Awalnya saya berfikir kebebasan itu mahal harganya. Entah dengan alasan baik atau tidak, kemerdekaan yang dibatasi sangat tidak enak dirasakan. Saat menjadi santri, banyak tindak tanduk yang dibatasi tidak seperti anak seumurannya yang bersekolah non-pondok. Kegiatan sewajarnya anak remaja mendapatkan pengawasan yang cukup ketat, seperti menggunakan handphone, bermain ke warnet, dan lain-lain. Bahkan sebagian santri melabeli pondoknya dengan istilah “Penjara Suci” karena merasa seperti hidup di penjara, bukan karena kejahatan tapi untuk belajar kebaikan.
Namun, setelah bertahun-tahun lulus saya menyadari bahwa pembatasan atas beberapa hak tersebut memiliki dampak dan manfaat yang sangat besar di masa yang akan datang. Tekad dan mental diasah dengan berbagai batasan berupa peraturan-peraturan yang membangun karakter pejuang agar tangguh menghadapi tantangan kehidupan. Meskipun realita kehidupan tidak sesederhana di pondok pesantren, paling tidak para santri dibiasakan sejak dini dengan keadaan yang membuatnya harus mandiri dalam menghadapi pelbagai persoalan.
Dengan tujuan sebaik itu, saya tetap merasa terkungkung dan merasa tidak enak ketika dibatasi. Tak terbayangkan para narapidana yang sekarang di penjara. Bagaimana kesukaran yang mereka rasakan, meskipun itu akibat tindakan mereka sendiri.
Dorongan Pemulihan Di Masa Pandemi
Selain untuk menyalurkan rindu, kunjungan tatap muka bagi narapidana memiliki makna penyembuhan dan kebahagiaan. Berdasarkan konsep pemenuhan kebutuhan hidup manusia, Maslow (dalam Feist & Feist, 2016) membuat hirarki kebutuhan yang tersusun dari lima kebutuhan dasar manusia. Kebutuhan-kebutuhan tersebut adalah kebutuhan fisiologis, kebutuhan keamanan dan keselamatan, kebutuhan cinta dan keberadaan, kebutuhan penghargaan diri, dan kebutuhan aktualisasi diri.

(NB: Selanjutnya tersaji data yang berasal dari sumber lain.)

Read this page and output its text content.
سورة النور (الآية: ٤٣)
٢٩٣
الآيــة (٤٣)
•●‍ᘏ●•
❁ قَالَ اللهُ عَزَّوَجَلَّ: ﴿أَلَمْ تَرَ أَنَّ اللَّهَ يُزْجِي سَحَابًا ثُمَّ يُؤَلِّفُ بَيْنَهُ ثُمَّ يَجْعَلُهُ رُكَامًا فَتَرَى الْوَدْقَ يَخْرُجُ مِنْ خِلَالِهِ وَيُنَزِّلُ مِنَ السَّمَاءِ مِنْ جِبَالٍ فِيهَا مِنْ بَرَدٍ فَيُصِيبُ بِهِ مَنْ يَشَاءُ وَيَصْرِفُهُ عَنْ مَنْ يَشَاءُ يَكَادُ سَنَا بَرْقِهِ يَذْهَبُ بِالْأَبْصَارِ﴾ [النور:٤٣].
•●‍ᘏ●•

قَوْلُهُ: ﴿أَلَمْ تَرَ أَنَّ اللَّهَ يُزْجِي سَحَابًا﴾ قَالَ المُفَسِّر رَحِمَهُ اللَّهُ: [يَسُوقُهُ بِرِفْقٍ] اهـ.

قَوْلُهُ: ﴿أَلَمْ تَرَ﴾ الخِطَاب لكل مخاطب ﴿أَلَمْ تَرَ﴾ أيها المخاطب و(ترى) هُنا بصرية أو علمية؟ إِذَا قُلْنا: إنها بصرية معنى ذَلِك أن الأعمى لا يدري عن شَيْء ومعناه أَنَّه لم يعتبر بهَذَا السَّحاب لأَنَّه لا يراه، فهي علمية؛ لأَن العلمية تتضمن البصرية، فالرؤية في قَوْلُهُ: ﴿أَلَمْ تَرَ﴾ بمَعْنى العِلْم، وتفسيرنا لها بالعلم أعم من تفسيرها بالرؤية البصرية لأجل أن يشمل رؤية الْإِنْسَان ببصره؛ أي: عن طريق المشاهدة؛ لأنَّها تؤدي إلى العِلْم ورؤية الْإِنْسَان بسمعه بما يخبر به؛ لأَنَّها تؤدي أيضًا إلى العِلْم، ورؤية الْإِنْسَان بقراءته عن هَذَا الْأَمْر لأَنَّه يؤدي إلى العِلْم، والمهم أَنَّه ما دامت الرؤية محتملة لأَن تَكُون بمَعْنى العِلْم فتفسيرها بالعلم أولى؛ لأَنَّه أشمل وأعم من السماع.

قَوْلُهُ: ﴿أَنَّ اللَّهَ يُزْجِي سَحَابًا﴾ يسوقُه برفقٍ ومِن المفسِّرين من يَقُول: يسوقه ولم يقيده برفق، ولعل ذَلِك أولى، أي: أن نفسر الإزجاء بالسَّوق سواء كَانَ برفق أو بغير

Jika kebutuhan-kebutuhan ini tidak terpenuhi dengan baik, maka individu akan merasa tidak bahagia. Sarwono, (dalam Susanti & Maryam 2013) menambahkan bahwa semakin tinggi seseorang mendapatkan pemenuhan kebutuhannya maka semakin tinggi pula derajat kebahagiaan seseorang, hal ini terkait dengan apa yang diinginkannya, apa yang telah diperolehnya, dan apa yang dimiliki oleh orang-orang yang berhubungan dengannya. Dengan kata lain, kebahagiaan terjadi setelah kebutuhan terpenuhi dan apa yang menjadi tujuannya tercapai karena kebahagiaan merupakan tujuan akhir dari seluruh aktivitas.
Perasaan bahagia serta adanya kepuasan hidup dan realisasi inilah yang disebut kesejahteraan psikologis. Menurut Corsini (dalam Hardjo & Novita 2015), kesejahteraan psikologis adalah suatu keadaan subyektif yang baik, termasuk kebahagiaan, self-esteem, dan kepuasan dalam hidup.

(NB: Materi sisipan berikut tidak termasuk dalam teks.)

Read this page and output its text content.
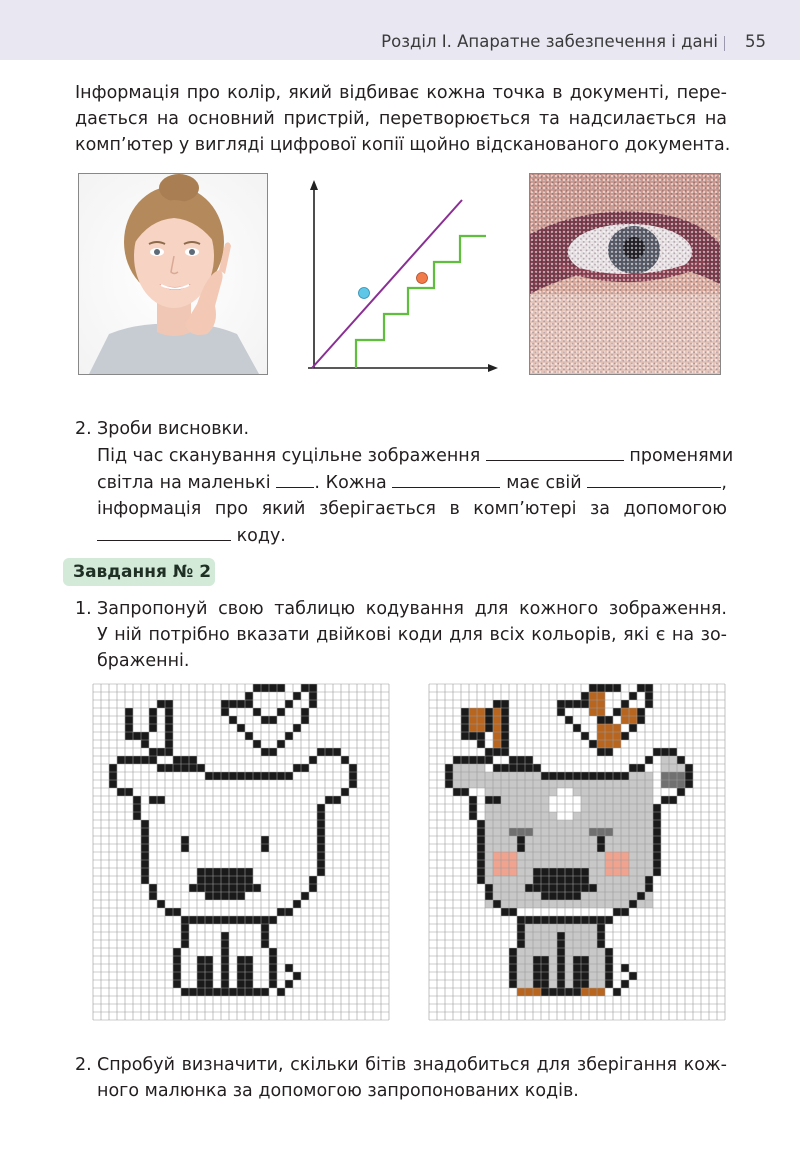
Розділ І. Апаратне забезпечення і дані 55
Інформація про колір, який відбиває кожна точка в документі, пере-
дається на основний пристрій, перетворюється та надсилається на
комп’ютер у вигляді цифрової копії щойно відсканованого документа.
2. Зроби висновки.
Під час сканування суцільне зображення	променями
світла на маленькі	. Кожна	має свій	,
інформація про який зберігається в комп’ютері за допомогою
коду.
Завдання № 2
1. Запропонуй свою таблицю кодування для кожного зображення.
У ній потрібно вказати двійкові коди для всіх кольорів, які є на зо-
браженні.
2. Спробуй визначити, скільки бітів знадобиться для зберігання кож-
ного малюнка за допомогою запропонованих кодів.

Bagi narapidana, kesejahteraan psikologis merupakan kondisi yang penting agar dapat tetap menjalani kehidupannya dengan mengembangkan potensi-potensi yang dimiliki bahkan setelah kembali ke masyarakat nanti. Dan itu didapat dengan mempertemukan mereka dengan keluarga selama masa pembinaan di penjara.

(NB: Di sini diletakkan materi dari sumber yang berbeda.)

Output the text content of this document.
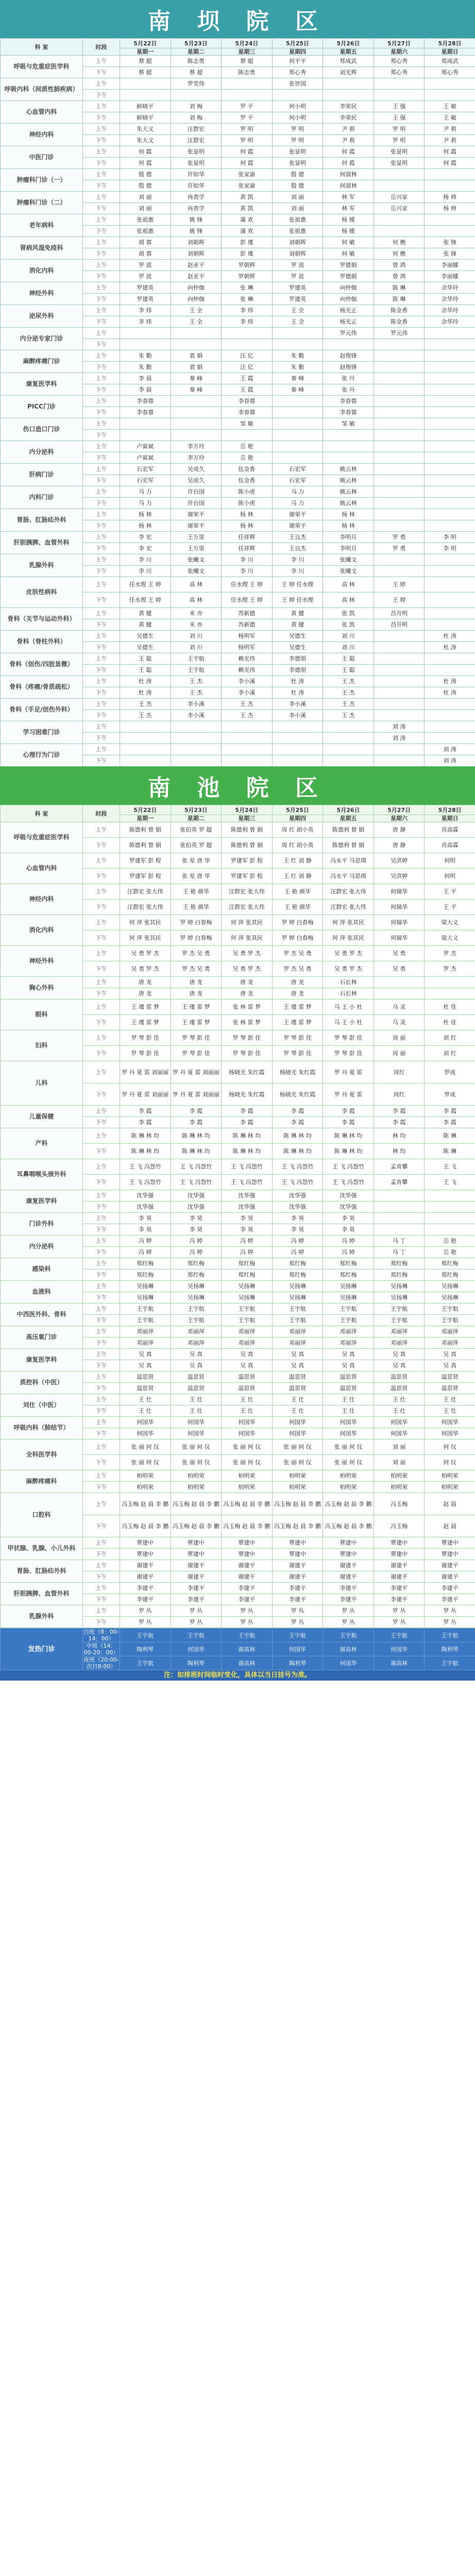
南 坝 院 区
科 室	时段	5月22日	5月23日	5月24日	5月25日	5月26日	5月27日	5月28日
		星期一	星期二	星期三	星期四	星期五	星期六	星期日
呼吸与危重症医学科	上午	蔡 超	陈志勇	蔡 超	何平平	郑成武	郑心秀	郑成武
	下午	蔡 超	蔡 超	陈志勇	郑心秀	刘光辉	郑心秀	郑心秀
呼吸内科（间质性肺疾病）	上午		罗党伟		张世国			
	下午							
心血管内科	上午	鲜晓平	刘 梅	罗 平	何小明	李荣民	王 强	王 敏
	下午	鲜晓平	刘 梅	罗 平	何小明	李荣民	王 强	王 敏
神经内科	上午	朱大义	汪群宏	罗 明	罗 明	尹 莉	罗 明	尹 莉
	下午	朱大义	汪群宏	罗 明	罗 明	尹 莉	罗 明	尹 莉
中医门诊	上午	何 霞	张显明	何 霞	张显明	何 霞	张显明	何 霞
	下午	何 霞	张显明	何 霞	张显明	何 霞	张显明	何 霞
肿瘤科门诊（一）	上午	殷 德	许如华	张家渝	殷 德	何淑林		
	下午	殷 德	许如华	张家渝	殷 德	何淑林		
肿瘤科门诊（二）	上午	刘 丽	冉贵学	黄 凯	刘 丽	林 军	岳兴家	杨 帅
	下午	刘 丽	冉贵学	黄 凯	刘 丽	林 军	岳兴家	杨 帅
老年病科	上午	张祖惠	姚 锋	蒲 欢	张祖惠	杨 媛		
	下午	张祖惠	姚 锋	蒲 欢	张祖惠	杨 媛		
肾病风湿免疫科	上午	胡 蓉	刘朝晖	彭 瑾	刘朝晖	何 敏	何 樵	张 锋
	下午	胡 蓉	刘朝晖	彭 瑾	刘朝晖	何 敏	何 樵	张 锋
消化内科	上午	罗 波	赵亚平	罗朝辉	罗 波	罗德娟	曾 鸿	李丽娜
	下午	罗 波	赵亚平	罗朝辉	罗 波	罗德娟	曾 鸿	李丽娜
神经外科	上午	罗建英	向仲伽	张 琳	罗建英	向仲伽	陈 琳	余华玲
	下午	罗建英	向仲伽	张 琳	罗建英	向仲伽	陈 琳	余华玲
泌尿外科	上午	李 炜	王 全	李 炜	王 全	杨光正	陈金香	余华玲
	下午	李 炜	王 全	李 炜	王 全	杨光正	陈金香	余华玲
内分泌专家门诊	上午					罗元伟	罗元伟	
	下午							
麻醉疼痛门诊	上午	朱 勤	袁 娟	汪 亿	朱 勤	赵俊锋		
	下午	朱 勤	袁 娟	汪 亿	朱 勤	赵俊锋		
康复医学科	上午	李 晨	秦 峰	王 霞	秦 峰	张 丹		
	下午	李 晨	秦 峰	王 霞	秦 峰	张 丹		
PICC门诊	上午	李春蓉		李春蓉		李春蓉		
	下午	李春蓉		李春蓉		李春蓉		
伤口造口门诊	上午			邹 敏		邹 敏		
	下午							
内分泌科	上午	卢富斌	李万玲	岳 艳				
	下午	卢富斌	李万玲	岳 艳				
肝病门诊	上午	石宏军	吴成久	伍金香	石宏军	姚云林		
	下午	石宏军	吴成久	伍金香	石宏军	姚云林		
内科门诊	上午	马 力	许台国	陈小虎	马 力	姚云林		
	下午	马 力	许台国	陈小虎	马 力	姚云林		
胃肠、肛肠疝外科	上午	杨 林	谢荣平	杨 林	谢荣平	杨 林		
	下午	杨 林	谢荣平	杨 林	谢荣平	杨 林		
肝胆胰脾、血管外科	上午	李 宏	王万里	任祥辉	王良杰	李明月	罗 勇	李 明
	下午	李 宏	王万里	任祥辉	王良杰	李明月	罗 勇	李 明
乳腺外科	上午	李 川	张曦文	李 川	李 川	张曦文		
	下午	李 川	张曦文	李 川	李 川	张曦文		
皮肤性病科	上午	任水理 王 婷	高 林	任水理 王 婷	王 婷 任水理	高 林	王 婷	
	下午	任水理 王 婷	高 林	任水理 王 婷	王 婷 任水理	高 林	王 婷	
骨科（关节与运动外科）	上午	黄 健	米 亦	苏新德	黄 健	张 凯	昌开明	
	下午	黄 健	米 亦	苏新德	黄 健	张 凯	昌开明	
骨科（脊柱外科）	上午	吴德生	刘 川	杨明军	吴德生	刘 川		杜 涛
	下午	吴德生	刘 川	杨明军	吴德生	刘 川		杜 涛
骨科（创伤/四肢显微）	上午	王 聪	王宇航	赖光伟	李德朋	王 聪		
	下午	王 聪	王宇航	赖光伟	李德朋	王 聪		
骨科（疼痛/骨质疏松）	上午	杜 涛	王 杰	李小溪	杜 涛	王 杰		杜 涛
	下午	杜 涛	王 杰	李小溪	杜 涛	王 杰		杜 涛
骨科（手足/创伤外科）	上午	王 杰	李小溪	王 杰	李小溪	王 杰		
	下午	王 杰	李小溪	王 杰	李小溪	王 杰		
学习困难门诊	上午						刘 涛	
	下午						刘 涛	
心理行为门诊	上午							刘 涛
	下午							刘 涛
南 池 院 区
科 室	时段	5月22日	5月23日	5月24日	5月25日	5月26日	5月27日	5月28日
		星期一	星期二	星期三	星期四	星期五	星期六	星期日
呼吸与危重症医学科	上午	陈德利 曾 娟	张伯英 罗 超	陈德利 曾 娟	周 红 胡小英	陈德利 曾 娟	唐 静	肖高霖
	下午	陈德利 曾 娟	张伯英 罗 超	陈德利 曾 娟	周 红 胡小英	陈德利 曾 娟	唐 静	肖高霖
心血管内科	上午	罗建军 彭 程	张 星 唐 华	罗建军 彭 程	王 红 刘 静	冯永平 马思琪	吴洪婷	何明
	下午	罗建军 彭 程	张 星 唐 华	罗建军 彭 程	王 红 刘 静	冯永平 马思琪	吴洪婷	何明
神经内科	上午	汪群宏 张大伟	王 艳 颜华	汪群宏 张大伟	王 艳 颜华	汪群宏 张大伟	何瑞华	王 平
	下午	汪群宏 张大伟	王 艳 颜华	汪群宏 张大伟	王 艳 颜华	汪群宏 张大伟	何瑞华	王 平
消化内科	上午	何 萍 张其民	罗 婷 白春梅	何 萍 张其民	罗 婷 白春梅	何 萍 张其民	何瑞华	梁大义
	下午	何 萍 张其民	罗 婷 白春梅	何 萍 张其民	罗 婷 白春梅	何 萍 张其民	何瑞华	梁大义
神经外科	上午	吴 勇 罗 杰	罗 杰 吴 勇	吴 勇 罗 杰	罗 杰 吴 勇	吴 勇 罗 杰	吴 勇	罗 杰
	下午	吴 勇 罗 杰	罗 杰 吴 勇	吴 勇 罗 杰	罗 杰 吴 勇	吴 勇 罗 杰	吴 勇	罗 杰
胸心外科	上午	唐 龙	唐 龙	唐 龙	唐 龙	石长林		
	下午	唐 龙	唐 龙	唐 龙	唐 龙	石长林		
眼科	上午	王 瑾 雷 梦	王 瑾 雷 梦	张 林 雷 梦	王 瑾 雷 梦	马 王 小 杜	马 灵	杜 佳
	下午	王 瑾 雷 梦	王 瑾 雷 梦	张 林 雷 梦	王 瑾 雷 梦	马 王 小 杜	马 灵	杜 佳
妇科	上午	罗 琴 彭 佳	罗 琴 彭 佳	罗 琴 彭 佳	罗 琴 彭 佳	罗 琴 彭 佳	周 丽	刘 红
	下午	罗 琴 彭 佳	罗 琴 彭 佳	罗 琴 彭 佳	罗 琴 彭 佳	罗 琴 彭 佳	周 丽	刘 红
儿科	上午	罗 丹 夏 雷 刘丽丽	罗 丹 夏 雷 刘丽丽	杨晓光 朱红霞	杨晓光 朱红霞	罗 丹 夏 雷	周红	罗成
	下午	罗 丹 夏 雷 刘丽丽	罗 丹 夏 雷 刘丽丽	杨晓光 朱红霞	杨晓光 朱红霞	罗 丹 夏 雷	周红	罗成
儿童保健	上午	李 霞	李 霞	李 霞	李 霞	李 霞	李 霞	李 霞
	下午	李 霞	李 霞	李 霞	李 霞	李 霞	李 霞	李 霞
产科	上午	陈 琳 林 均	陈 琳 林 均	陈 琳 林 均	陈 琳 林 均	陈 琳 林 均	林 均	陈 琳
	下午	陈 琳 林 均	陈 琳 林 均	陈 琳 林 均	陈 琳 林 均	陈 琳 林 均	林 均	陈 琳
耳鼻咽喉头颈外科	上午	王 飞 冯怨竹	王 飞 冯怨竹	王 飞 冯怨竹	王 飞 冯怨竹	王 飞 冯怨竹	孟育攀	王 飞
	下午	王 飞 冯怨竹	王 飞 冯怨竹	王 飞 冯怨竹	王 飞 冯怨竹	王 飞 冯怨竹	孟育攀	王 飞
康复医学科	上午	沈华强	沈华强	沈华强	沈华强	沈华强		
	下午	沈华强	沈华强	沈华强	沈华强	沈华强		
门诊外科	上午	李 昊	李 昊	李 昊	李 昊	李 昊		
	下午	李 昊	李 昊	李 昊	李 昊	李 昊		
内分泌科	上午	冯 婷	冯 婷	冯 婷	冯 婷	冯 婷	马 丁	岳 艳
	下午	冯 婷	冯 婷	冯 婷	冯 婷	冯 婷	马 丁	岳 艳
感染科	上午	郑红梅	郑红梅	郑红梅	郑红梅	郑红梅	郑红梅	郑红梅
	下午	郑红梅	郑红梅	郑红梅	郑红梅	郑红梅	郑红梅	郑红梅
血液科	上午	吴扬琳	吴扬琳	吴扬琳	吴扬琳	吴扬琳	吴扬琳	吴扬琳
	下午	吴扬琳	吴扬琳	吴扬琳	吴扬琳	吴扬琳	吴扬琳	吴扬琳
中西医外科、骨科	上午	王宇航	王宇航	王宇航	王宇航	王宇航	王宇航	王宇航
	下午	王宇航	王宇航	王宇航	王宇航	王宇航	王宇航	王宇航
高压氧门诊	上午	邓丽萍	邓丽萍	邓丽萍	邓丽萍	邓丽萍	邓丽萍	邓丽萍
	下午	邓丽萍	邓丽萍	邓丽萍	邓丽萍	邓丽萍	邓丽萍	邓丽萍
康复医学科	上午	吴 真	吴 真	吴 真	吴 真	吴 真	吴 真	吴 真
	下午	吴 真	吴 真	吴 真	吴 真	吴 真	吴 真	吴 真
质控科（中医）	上午	温思贤	温思贤	温思贤	温思贤	温思贤	温思贤	温思贤
	下午	温思贤	温思贤	温思贤	温思贤	温思贤	温思贤	温思贤
刘仕（中医）	上午	王 仕	王 仕	王 仕	王 仕	王 仕	王 仕	王 仕
	下午	王 仕	王 仕	王 仕	王 仕	王 仕	王 仕	王 仕
呼吸内科（肺结节）	上午	何国华	何国华	何国华	何国华	何国华	何国华	何国华
	下午	何国华	何国华	何国华	何国华	何国华	何国华	何国华
全科医学科	上午	张 丽 何 仪	张 丽 何 仪	张 丽 何 仪	张 丽 何 仪	张 丽 何 仪	刘 丽	何 仪
	下午	张 丽 何 仪	张 丽 何 仪	张 丽 何 仪	张 丽 何 仪	张 丽 何 仪	刘 丽	何 仪
麻醉疼痛科	上午	柏明荣	柏明荣	柏明荣	柏明荣	柏明荣	柏明荣	柏明荣
	下午	柏明荣	柏明荣	柏明荣	柏明荣	柏明荣	柏明荣	柏明荣
口腔科	上午	冯玉梅 赵 晨 李 鹏	冯玉梅 赵 晨 李 鹏	冯玉梅 赵 晨 李 鹏	冯玉梅 赵 晨 李 鹏	冯玉梅 赵 晨 李 鹏	冯玉梅	赵 晨
	下午	冯玉梅 赵 晨 李 鹏	冯玉梅 赵 晨 李 鹏	冯玉梅 赵 晨 李 鹏	冯玉梅 赵 晨 李 鹏	冯玉梅 赵 晨 李 鹏	冯玉梅	赵 晨
甲状腺、乳腺、小儿外科	上午	覃建中	覃建中	覃建中	覃建中	覃建中	覃建中	覃建中
	下午	覃建中	覃建中	覃建中	覃建中	覃建中	覃建中	覃建中
胃肠、肛肠疝外科	上午	谢建平	谢建平	谢建平	谢建平	谢建平	谢建平	谢建平
	下午	谢建平	谢建平	谢建平	谢建平	谢建平	谢建平	谢建平
肝胆胰脾、血管外科	上午	李建平	李建平	李建平	李建平	李建平	李建平	李建平
	下午	李建平	李建平	李建平	李建平	李建平	李建平	李建平
乳腺外科	上午	罗 丛	罗 丛	罗 丛	罗 丛	罗 丛	罗 丛	罗 丛
	下午	罗 丛	罗 丛	罗 丛	罗 丛	罗 丛	罗 丛	罗 丛
发热门诊	白班（8：00-14：00）	王宇航	王宇航	王宇航	王宇航	王宇航	王宇航	王宇航
	中班（14：00-20：00）	陶利琴	何国华	谢高林	何国华	谢高林	何国华	陶利琴
	夜班（20:00-次日8:00）	王宇航	陶利琴	谢高林	陶利琴	何国华	谢高林	王宇航
注：如排班时间临时变化，具体以当日挂号为准。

Melihat kehangatan suasana saat kunjungan narapidana dulu, menyadarkan saya bahwa kesukaran dari keterkungkungan adalah tidak bisa menyalurkan rindu. Dan karena rindu pulalah orang akan benar-benar berubah. Bahkan bisa membuat seseorang melakukan hal yang tidak biasa mereka lakukan. Karena rindu jugalah para narapidana di penjara mau memeluk ibu mereka dengan tangisan tersedu-sedu. Apalagi disuapi oleh istri di depan banyak orang. Paling tidak, karena rindu ada perubahan yang dialami. Entah penyesalan, perenungan, atau bahkan motivasi untuk berbenah lebih baik lagi hingga pulih.